From the Mailbag: Short Stories vs. Novels and Finding Time to Write

From the mailbag, T. asks:

When you write a novel it’s like a boat-load of short stories, with the same characters, and they tie together, right? So how would someone with great ideas get them onto paper if they don’t have the time to sit down and write? Me, for instance.

Hi, T.! That’s awesome that you want to write (a novel or short stories), and that you have some great ideas. You have some very good questions.

Let’s take this one at a time.

1) No, a novel is not really like a boatload of short stories, even if the short stories have all the same characters and are interconnected. Short stories are their own discrete items that exist unto themselves.

This is a short story:

This is a bunch of connected short stories:

This is a novel:

A novel is a great big complex thing that all needs to hold together, so it is a lot harder to do than a short story. At least, for me. I have friends who would much rather write a novel than a short story, because then the get to put all those flowers and such together, whereas their short story would topple over under the weight and actually not exist as the bite-sized confection it ought to be. They have different needs, novels and short stories.

But if it’s easier for you to think in terms of writing small things rather than big things, then do so. Because that wedding cake up there? Was decorated one flower at a time. The first time I wrote a novel, I was very scared that I wouldn’t be able to finish it, even though it was going to be a very short (60,000) word novel.

(I say “short” now. At the time when the most I’d ever written was a 25 page college thesis, that seemed enormous. But now I’ve written 120,000 word novels, so 60k seems like nothing by comparison.)

How did I do it? See below:

2) Novels are not written in days or weeks or even, necessarily, in months. Some people take years. There are novels that I have been working on for years.

The first time I wrote a novel, I told myself that all I had to do was write one page every day. That’s it. Just one. If the page had a lot of dialogue, so much the better. And I made myself a deal. I really, really wanted to join a writing organization, but the dues were $100, which was an enormous amount of money for a poor, underemployed college graduate living in New York City. So I told myself if I finished writing a book, a whole book, then I had proved that I was serious enough about this writing thing to deserve to spend the money on that organization.
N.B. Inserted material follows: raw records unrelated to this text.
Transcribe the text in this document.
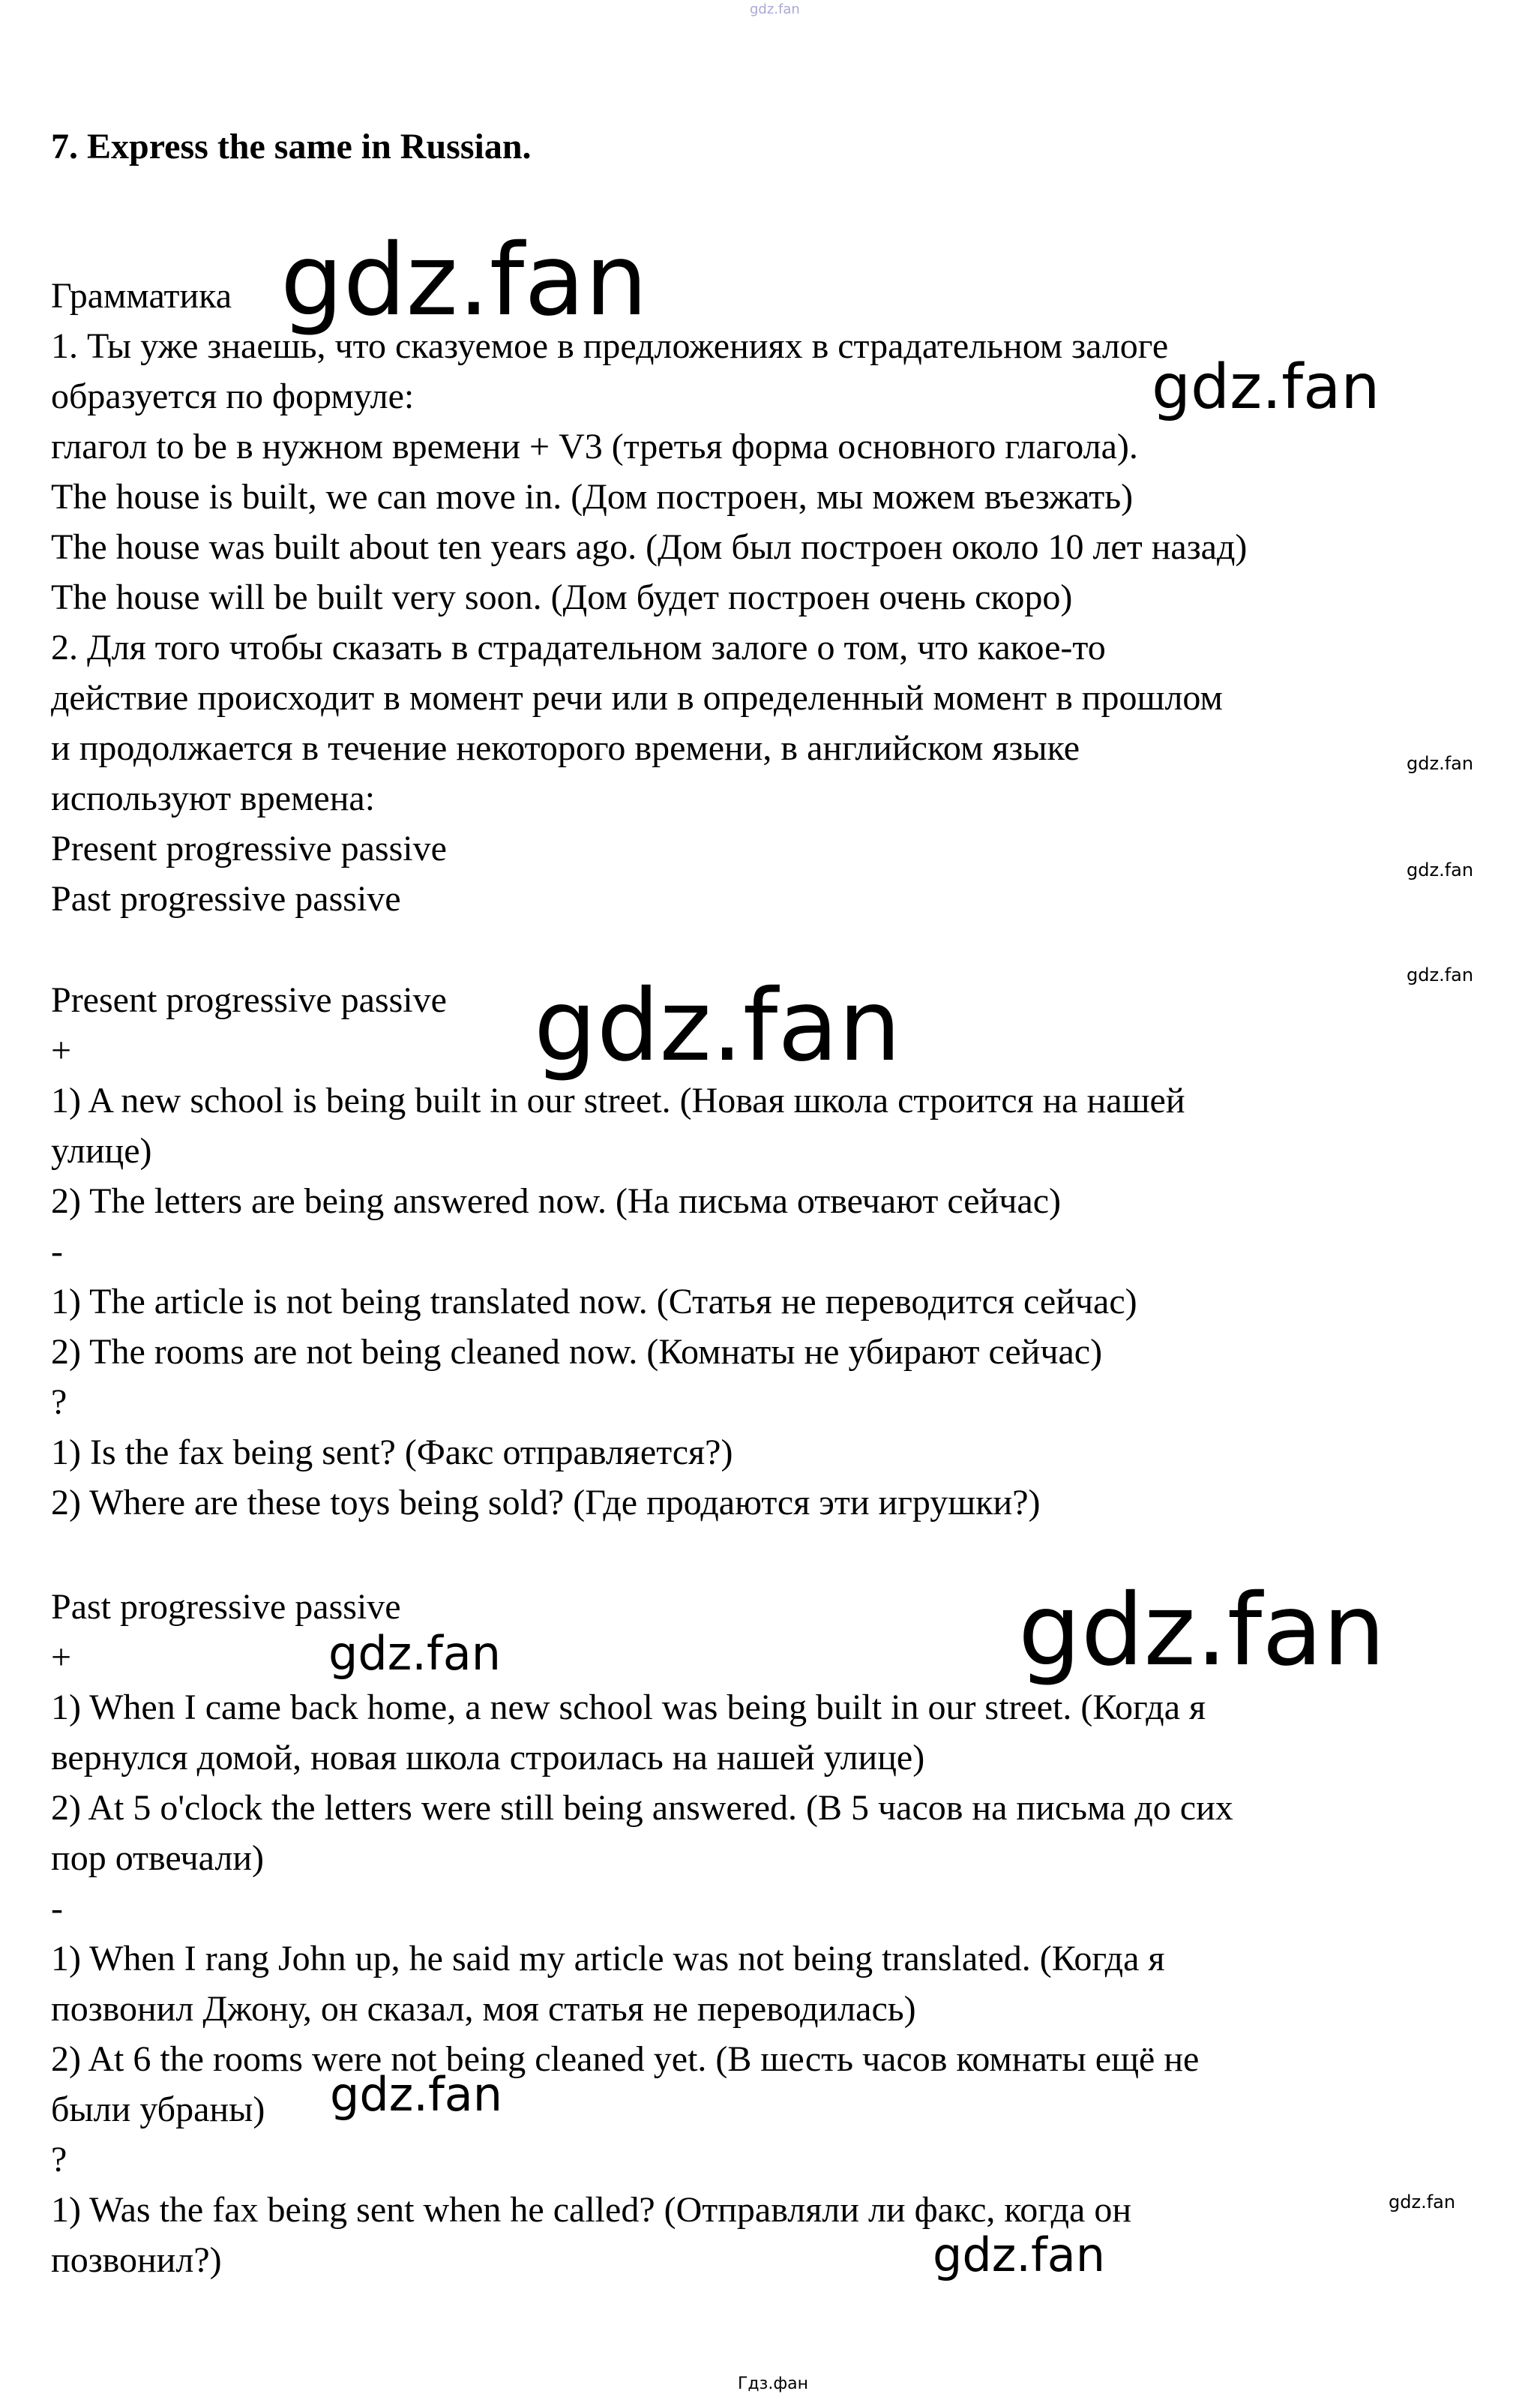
gdz.fan
7. Express the same in Russian.
Грамматика
1. Ты уже знаешь, что сказуемое в предложениях в страдательном залоге
образуется по формуле:
глагол to be в нужном времени + V3 (третья форма основного глагола).
The house is built, we can move in. (Дом построен, мы можем въезжать)
The house was built about ten years ago. (Дом был построен около 10 лет назад)
The house will be built very soon. (Дом будет построен очень скоро)
2. Для того чтобы сказать в страдательном залоге о том, что какое-то
действие происходит в момент речи или в определенный момент в прошлом
и продолжается в течение некоторого времени, в английском языке
используют времена:
Present progressive passive
Past progressive passive
Present progressive passive
+
1) A new school is being built in our street. (Новая школа строится на нашей
улице)
2) The letters are being answered now. (На письма отвечают сейчас)
-
1) The article is not being translated now. (Статья не переводится сейчас)
2) The rooms are not being cleaned now. (Комнаты не убирают сейчас)
?
1) Is the fax being sent? (Факс отправляется?)
2) Where are these toys being sold? (Где продаются эти игрушки?)
Past progressive passive
+
1) When I came back home, a new school was being built in our street. (Когда я
вернулся домой, новая школа строилась на нашей улице)
2) At 5 o'clock the letters were still being answered. (В 5 часов на письма до сих
пор отвечали)
-
1) When I rang John up, he said my article was not being translated. (Когда я
позвонил Джону, он сказал, моя статья не переводилась)
2) At 6 the rooms were not being cleaned yet. (В шесть часов комнаты ещё не
были убраны)
?
1) Was the fax being sent when he called? (Отправляли ли факс, когда он
позвонил?)
gdz.fan
gdz.fan
gdz.fan
gdz.fan
gdz.fan
gdz.fan
gdz.fan
gdz.fan
gdz.fan
gdz.fan
gdz.fan
Гдз.фан
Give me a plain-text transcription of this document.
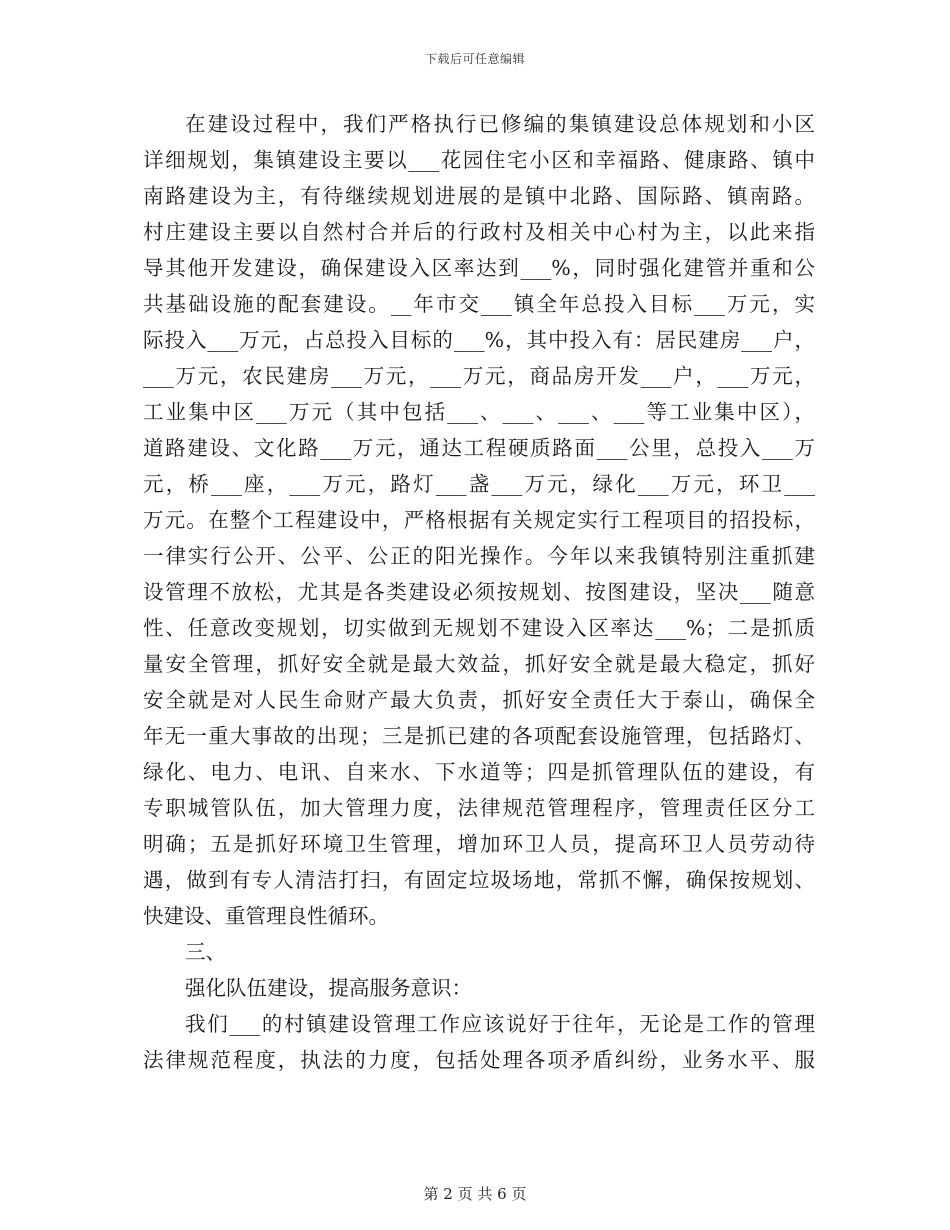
下载后可任意编辑
在建设过程中，我们严格执行已修编的集镇建设总体规划和小区
详细规划，集镇建设主要以___花园住宅小区和幸福路、健康路、镇中
南路建设为主，有待继续规划进展的是镇中北路、国际路、镇南路。
村庄建设主要以自然村合并后的行政村及相关中心村为主，以此来指
导其他开发建设，确保建设入区率达到___%，同时强化建管并重和公
共基础设施的配套建设。__年市交___镇全年总投入目标___万元，实
际投入___万元，占总投入目标的___%，其中投入有：居民建房___户，
___万元，农民建房___万元，___万元，商品房开发___户，___万元，
工业集中区___万元（其中包括___、___、___、___等工业集中区），
道路建设、文化路___万元，通达工程硬质路面___公里，总投入___万
元，桥___座，___万元，路灯___盏___万元，绿化___万元，环卫___
万元。在整个工程建设中，严格根据有关规定实行工程项目的招投标，
一律实行公开、公平、公正的阳光操作。今年以来我镇特别注重抓建
设管理不放松，尤其是各类建设必须按规划、按图建设，坚决___随意
性、任意改变规划，切实做到无规划不建设入区率达___%；二是抓质
量安全管理，抓好安全就是最大效益，抓好安全就是最大稳定，抓好
安全就是对人民生命财产最大负责，抓好安全责任大于泰山，确保全
年无一重大事故的出现；三是抓已建的各项配套设施管理，包括路灯、
绿化、电力、电讯、自来水、下水道等；四是抓管理队伍的建设，有
专职城管队伍，加大管理力度，法律规范管理程序，管理责任区分工
明确；五是抓好环境卫生管理，增加环卫人员，提高环卫人员劳动待
遇，做到有专人清洁打扫，有固定垃圾场地，常抓不懈，确保按规划、
快建设、重管理良性循环。
三、
强化队伍建设，提高服务意识：
我们___的村镇建设管理工作应该说好于往年，无论是工作的管理
法律规范程度，执法的力度，包括处理各项矛盾纠纷，业务水平、服
第 2 页 共 6 页
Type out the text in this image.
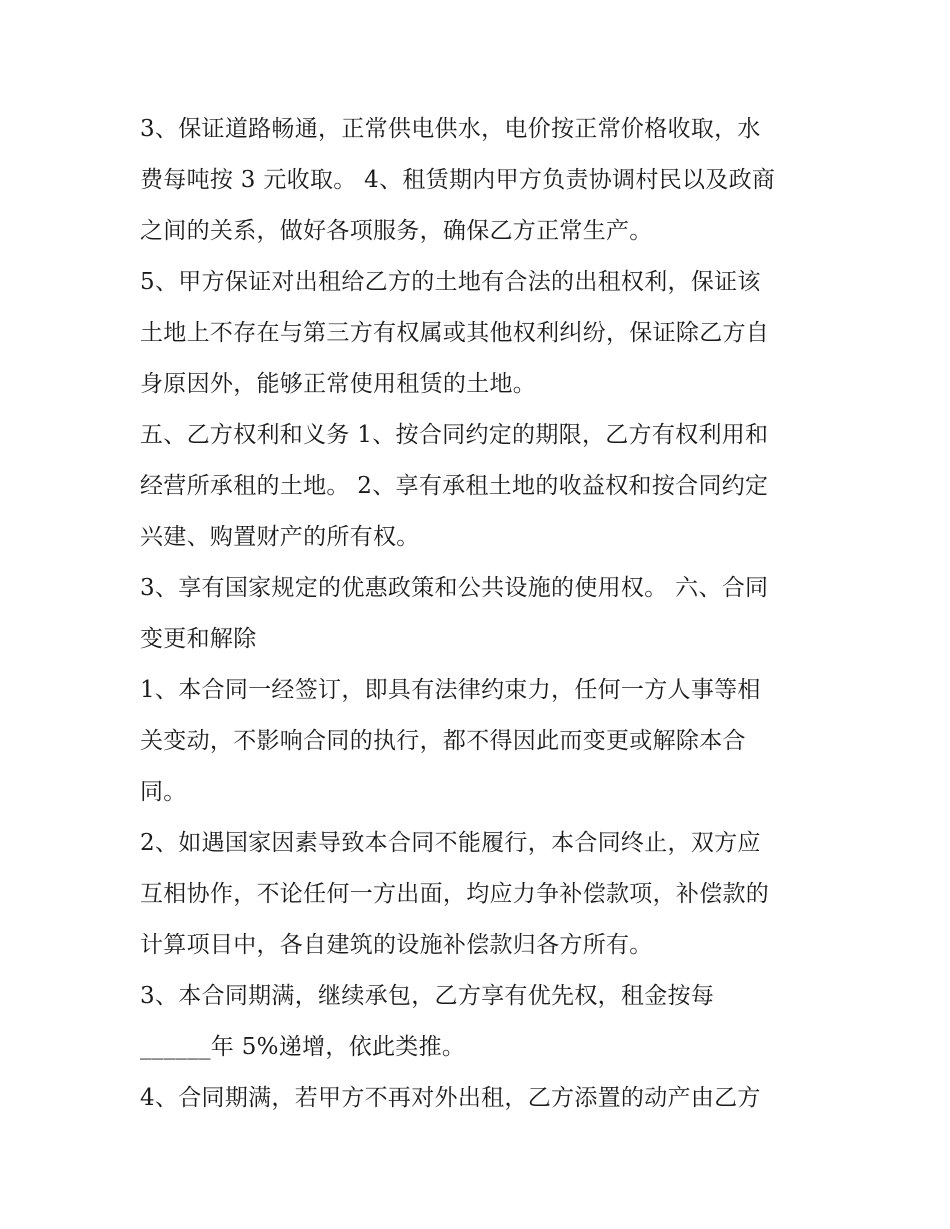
3、保证道路畅通，正常供电供水，电价按正常价格收取，水
费每吨按 3 元收取。 4、租赁期内甲方负责协调村民以及政商
之间的关系，做好各项服务，确保乙方正常生产。

5、甲方保证对出租给乙方的土地有合法的出租权利，保证该
土地上不存在与第三方有权属或其他权利纠纷，保证除乙方自
身原因外，能够正常使用租赁的土地。

五、乙方权利和义务 1、按合同约定的期限，乙方有权利用和
经营所承租的土地。 2、享有承租土地的收益权和按合同约定
兴建、购置财产的所有权。

3、享有国家规定的优惠政策和公共设施的使用权。 六、合同
变更和解除

1、本合同一经签订，即具有法律约束力，任何一方人事等相
关变动，不影响合同的执行，都不得因此而变更或解除本合
同。

2、如遇国家因素导致本合同不能履行，本合同终止，双方应
互相协作，不论任何一方出面，均应力争补偿款项，补偿款的
计算项目中，各自建筑的设施补偿款归各方所有。

3、本合同期满，继续承包，乙方享有优先权，租金按每
______年 5%递增，依此类推。

4、合同期满，若甲方不再对外出租，乙方添置的动产由乙方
Maybe your “carrot” is something different. Maybe you just want to prove to yourself that you can do it. All you have to do is write one page a day. At the end of the year, you’ll have a whole book.

Don’t tell me you don’t have time. You have time to write one page a day. When I did this, when I first graduated from college, I had two jobs plus I was trying to get freelance work from newspapers. Set your alarm clock for 20 minutes early. Choose not to watch TV in the evening. Use your lunch period not to talk to friends, but to go sit somewhere quiet and write while you eat your sandwich.You have to make sacrifices.

If you don’t have time for that, then no, you can’t write a novel. There were periods in my life when I didn’t have time for that. When I had a newborn baby, for example. Maybe you’re going through a time like that. Maybe you’re caring for an ailing parent, or currently in combat, or working four jobs to keep a roof over your head, or you’re on a reality TV show that requires twenty-four hour surveillance, or you’re in a coma in the hospital. That’s okay. Don’t beat yourself up.

One page a day is 250 words. If you can do that even five times a week, by the end of the year you’ll have over 65,000 words. That’s a novel. You’re done. If you’re writing a long novel, well, bump it up to 7 days a week, or do it for 18 months.

Using this method (and, I’ll be honest, some cramming) I have written TWELVE novels, SIX short stories, FOUR longform non-fiction essays, half a dozen unfinished novels and proposals, four newspaper features, dozens upon dozens of food reviews, and hundreds of blog posts since 2002. And I’m lazy. I know a lot of people who have done like five times that much.

So if I can do it, so can you.

This year, I’m doing NaNoWriMo, which is a fun project in which I promise to write 50,000 words in 30 days. It’s not going to happen. But I’ll have fun trying. The last time I did NaNo, I did 10k in a week, and then had to put it aside to work on another project. But that’s 10k I didn’t have before.

But you don’t have to do it like that. Start with asmall goal. One page a day. You can do it!